I am really enjoying the hand quilting on President Obama’s quilt.  As I sit and stitch on it, certain thoughts keep popping into my mind.  I’m quilting a quilt for the President of the United States!  Our group started this quilt when President Obama was elected.  We didn’t know if he would be in office for 4 or 8 years, but he was OUR PRESIDENT, and we wanted to make him a quilt.  As a child, I remember studying about the U.S. presidents with awe and wonder.  Regardless of whether you like his political decisions, he’s our President, and as I was taught when I was little, he deserves our respect.  This quilt will be given to him whenever he steps out of office and another President steps in. My husband is even reminding me of the importance of what I’m doing, as he tells me to “put the quilt up” (when I’m done stitching on it for the night) “so you don’t get cat hair on our President’s quilt!”

Over the past few days, here is what has been accomplished:

Sweet Tater Pie by Jean Amundsen of California.  This is one of Jean’s favorite blocks from the Jane Stickle quilt, and Jean wanted to include it on the quilt in red, white and blue patriotic colors.






#3 by Linda Boyle from Colorado.









Ashley’s Aura by Andrea Kozoil of Ohio.  Andrea found this block to remind her of a compass; “May our President stay true to his direction and convictions.”
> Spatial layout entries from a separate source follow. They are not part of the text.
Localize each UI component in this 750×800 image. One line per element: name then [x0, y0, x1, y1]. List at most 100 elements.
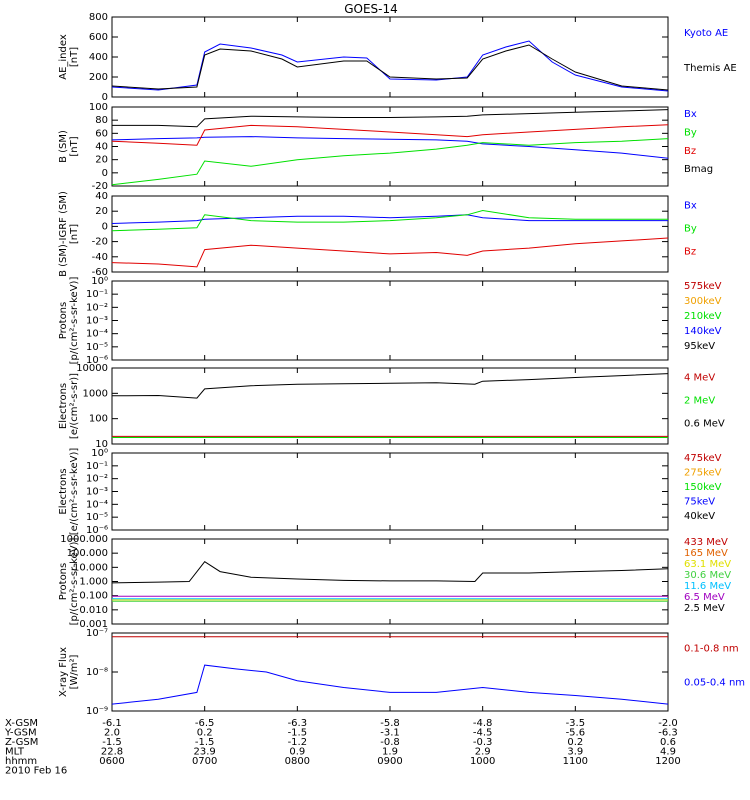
y-axis-label: Electrons[e/(cm²-s-sr)]	[58, 373, 80, 439]
legend-entry: 575keV	[684, 281, 722, 292]
panel-frame	[111, 538, 669, 625]
y-tick-label: 10⁻⁹	[86, 706, 108, 717]
y-tick-label: 0	[102, 92, 108, 103]
legend-entry: 150keV	[684, 482, 722, 493]
x-label-value: 1100	[563, 756, 588, 767]
panel-frame	[111, 195, 669, 273]
y-tick-label: 1.000	[79, 577, 108, 588]
y-tick-label: 10⁻⁶	[86, 525, 108, 536]
x-label-value: 0700	[192, 756, 217, 767]
legend-entry: 40keV	[684, 511, 715, 522]
series-line-themis-ae	[111, 44, 669, 91]
y-axis-label: X-ray Flux[W/m²]	[58, 647, 80, 697]
y-tick-label: 10⁻³	[86, 316, 108, 327]
x-label-row-name: Z-GSM	[5, 737, 38, 748]
legend-entry: 433 MeV	[684, 537, 728, 548]
y-tick-label: 100.000	[67, 548, 108, 559]
y-tick-label: 0	[102, 221, 108, 232]
x-label-value: -1.5	[195, 737, 215, 748]
panel-bres: -60 -40 -20 0 20 40 B (SM)-IGRF (SM)[nT] Bx By Bz	[58, 191, 697, 278]
y-axis-label: B (SM)-IGRF (SM)[nT]	[58, 191, 80, 277]
y-tick-label: 10⁻³	[86, 487, 108, 498]
y-tick-label: -20	[92, 237, 108, 248]
x-label-value: 4.9	[660, 747, 676, 758]
legend-entry: Bx	[684, 109, 697, 120]
x-label-value: 0.2	[567, 737, 583, 748]
x-label-value: -2.0	[658, 718, 678, 729]
y-tick-label: 10⁻⁵	[86, 512, 108, 523]
x-label-row-name: X-GSM	[5, 718, 38, 729]
legend-entry: Bz	[684, 146, 696, 157]
y-tick-label: 100	[89, 414, 108, 425]
legend-entry: 210keV	[684, 311, 722, 322]
series-line-bx	[111, 214, 668, 224]
y-tick-label: 10	[95, 439, 108, 450]
y-tick-label: 10⁰	[91, 448, 108, 459]
x-label-value: -4.5	[473, 728, 493, 739]
date-label: 2010 Feb 16	[5, 766, 67, 777]
y-tick-label: 10⁻¹	[86, 461, 108, 472]
y-tick-label: 0	[102, 168, 108, 179]
legend-entry: Themis AE	[683, 63, 737, 74]
panel-frame	[111, 632, 669, 712]
y-tick-label: 10⁻²	[86, 474, 108, 485]
legend-entry: Bx	[684, 201, 697, 212]
y-tick-label: 10⁻¹	[86, 289, 108, 300]
legend-entry: 140keV	[684, 326, 722, 337]
series-line-bz	[111, 124, 669, 146]
x-label-value: -3.1	[380, 728, 400, 739]
series-line-2-5-mev	[111, 561, 669, 584]
x-label-value: -6.3	[658, 728, 678, 739]
series-line-kyoto-ae	[111, 40, 669, 92]
y-axis-label: Protons[p/(cm²-s-sr-keV)]	[58, 538, 80, 626]
x-label-row-name: MLT	[5, 747, 25, 758]
y-tick-label: 10⁻⁴	[86, 329, 108, 340]
x-label-value: -3.5	[566, 718, 586, 729]
legend-entry: 6.5 MeV	[684, 592, 725, 603]
legend-entry: 75keV	[684, 497, 715, 508]
x-label-value: -1.5	[102, 737, 122, 748]
x-label-value: -6.5	[195, 718, 215, 729]
x-label-value: 23.9	[194, 747, 216, 758]
x-label-value: 1000	[470, 756, 495, 767]
x-label-value: -6.3	[288, 718, 308, 729]
legend-entry: 165 MeV	[684, 548, 728, 559]
y-tick-label: 10⁻⁵	[86, 342, 108, 353]
legend-entry: By	[684, 224, 697, 235]
panel-frame	[111, 280, 669, 361]
y-tick-label: 1000	[83, 388, 108, 399]
panel-frame	[111, 452, 669, 531]
x-label-value: 1.9	[382, 747, 398, 758]
y-tick-label: 800	[89, 12, 108, 23]
y-tick-label: 10⁰	[91, 276, 108, 287]
x-label-row-name: hhmm	[5, 756, 37, 767]
panel-ae: 0 200 400 600 800 AE_index[nT] Kyoto AE Themis …	[58, 12, 737, 103]
y-tick-label: 10⁻⁶	[86, 355, 108, 366]
series-line-0-6-mev	[111, 373, 669, 399]
legend-entry: Bmag	[684, 164, 713, 175]
legend-entry: Kyoto AE	[684, 28, 728, 39]
legend-entry: 4 MeV	[684, 373, 715, 384]
x-label-value: 1200	[655, 756, 680, 767]
legend-entry: 0.6 MeV	[684, 419, 725, 430]
legend-entry: 11.6 MeV	[684, 581, 731, 592]
y-tick-label: 20	[95, 155, 108, 166]
x-label-value: 0600	[99, 756, 124, 767]
panel-bsm: -20 0 20 40 60 80 100 B (SM)[nT] Bx By Bz Bmag	[58, 102, 713, 192]
x-label-value: 22.8	[101, 747, 123, 758]
legend-entry: 63.1 MeV	[684, 559, 731, 570]
series-line-by	[111, 209, 668, 232]
x-label-row-name: Y-GSM	[4, 728, 37, 739]
panel-protons_epead: 0.001 0.010 0.100 1.000 10.000 100.000 1000.00…	[58, 534, 731, 630]
legend-entry: Bz	[684, 247, 696, 258]
x-label-value: 0.2	[197, 728, 213, 739]
y-tick-label: 1000.000	[60, 534, 108, 545]
legend-entry: By	[684, 127, 697, 138]
legend-entry: 95keV	[684, 341, 715, 352]
y-tick-label: 40	[95, 191, 108, 202]
x-label-value: 2.0	[104, 728, 120, 739]
x-label-value: -6.1	[102, 718, 122, 729]
legend-entry: 0.1-0.8 nm	[684, 644, 739, 655]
Portland Rose by Theresa Wells.  Made with roses to represent Portland, Oregon, based on the Jane Stickle pattern Kaye’s Courtyard.






A sad note:  Linda Boyle, who made the block in the second picture above, passed away and never got to see the blocks sewn together into the finished quilt top.  From friend Linda Starkey, also a contributor to this quilt:

Linda (Boyle)  was married to the same man for over 30 years, had 3 children, 2 boys and a little girl who was still born. She did lovely hand piecing and hand quilting, and I just wish I could look over her shoulder and watch once again.
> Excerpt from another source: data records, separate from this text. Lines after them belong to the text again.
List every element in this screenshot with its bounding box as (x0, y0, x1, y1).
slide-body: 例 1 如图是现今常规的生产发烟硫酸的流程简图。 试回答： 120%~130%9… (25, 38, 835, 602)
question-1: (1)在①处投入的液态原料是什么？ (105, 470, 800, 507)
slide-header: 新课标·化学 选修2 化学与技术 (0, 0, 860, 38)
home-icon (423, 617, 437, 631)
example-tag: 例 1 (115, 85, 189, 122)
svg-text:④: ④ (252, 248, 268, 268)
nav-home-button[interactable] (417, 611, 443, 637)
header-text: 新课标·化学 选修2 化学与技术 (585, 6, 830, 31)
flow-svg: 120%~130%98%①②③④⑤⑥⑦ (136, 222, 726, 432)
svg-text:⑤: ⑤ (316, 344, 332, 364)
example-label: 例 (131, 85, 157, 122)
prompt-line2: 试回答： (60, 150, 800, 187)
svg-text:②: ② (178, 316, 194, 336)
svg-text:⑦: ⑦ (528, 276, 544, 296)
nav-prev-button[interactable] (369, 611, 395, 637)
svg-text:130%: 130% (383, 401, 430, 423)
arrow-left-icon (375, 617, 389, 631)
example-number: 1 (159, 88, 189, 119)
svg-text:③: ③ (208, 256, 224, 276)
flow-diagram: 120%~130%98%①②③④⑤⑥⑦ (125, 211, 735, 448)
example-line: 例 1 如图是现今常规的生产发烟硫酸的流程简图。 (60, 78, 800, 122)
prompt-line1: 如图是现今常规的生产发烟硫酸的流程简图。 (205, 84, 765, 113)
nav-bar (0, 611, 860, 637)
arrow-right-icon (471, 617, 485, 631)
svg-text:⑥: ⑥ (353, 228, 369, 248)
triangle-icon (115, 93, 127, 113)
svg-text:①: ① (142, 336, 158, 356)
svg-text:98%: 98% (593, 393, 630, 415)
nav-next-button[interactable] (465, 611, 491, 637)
Linda was diagnosed with breast cancer. She was considered to be high risk because breast cancer ran in her family, and following chemo, developed a blood clot in her brain from which she did not recover.

“We belonged to a small group quilting bee of about 15 women. We called her “Linda B” because she was one of 4 Linda’s in our group. We meet at a local library 2 or 3 times a month and generally support one another through illnesses, deaths, and life’s ups and downs. As a group we made a quilt for Linda before she started her chemo treatments and she was very proud and thrilled with that quilt.”


As the blocks for this quilt were collected over a a period of a couple of years, the quilters who participated kept in contact via Yahoo Groups.  We got to know each other as much as you can over the Internet.  We each had our flaws, weaknesses, strengths, likes and dislikes, but we worked together for a common good.  This quilt is not only a celebration of a President, but a celebration of many hands working together from around the world.  It is thrilling to see our project in the last stage of its creation!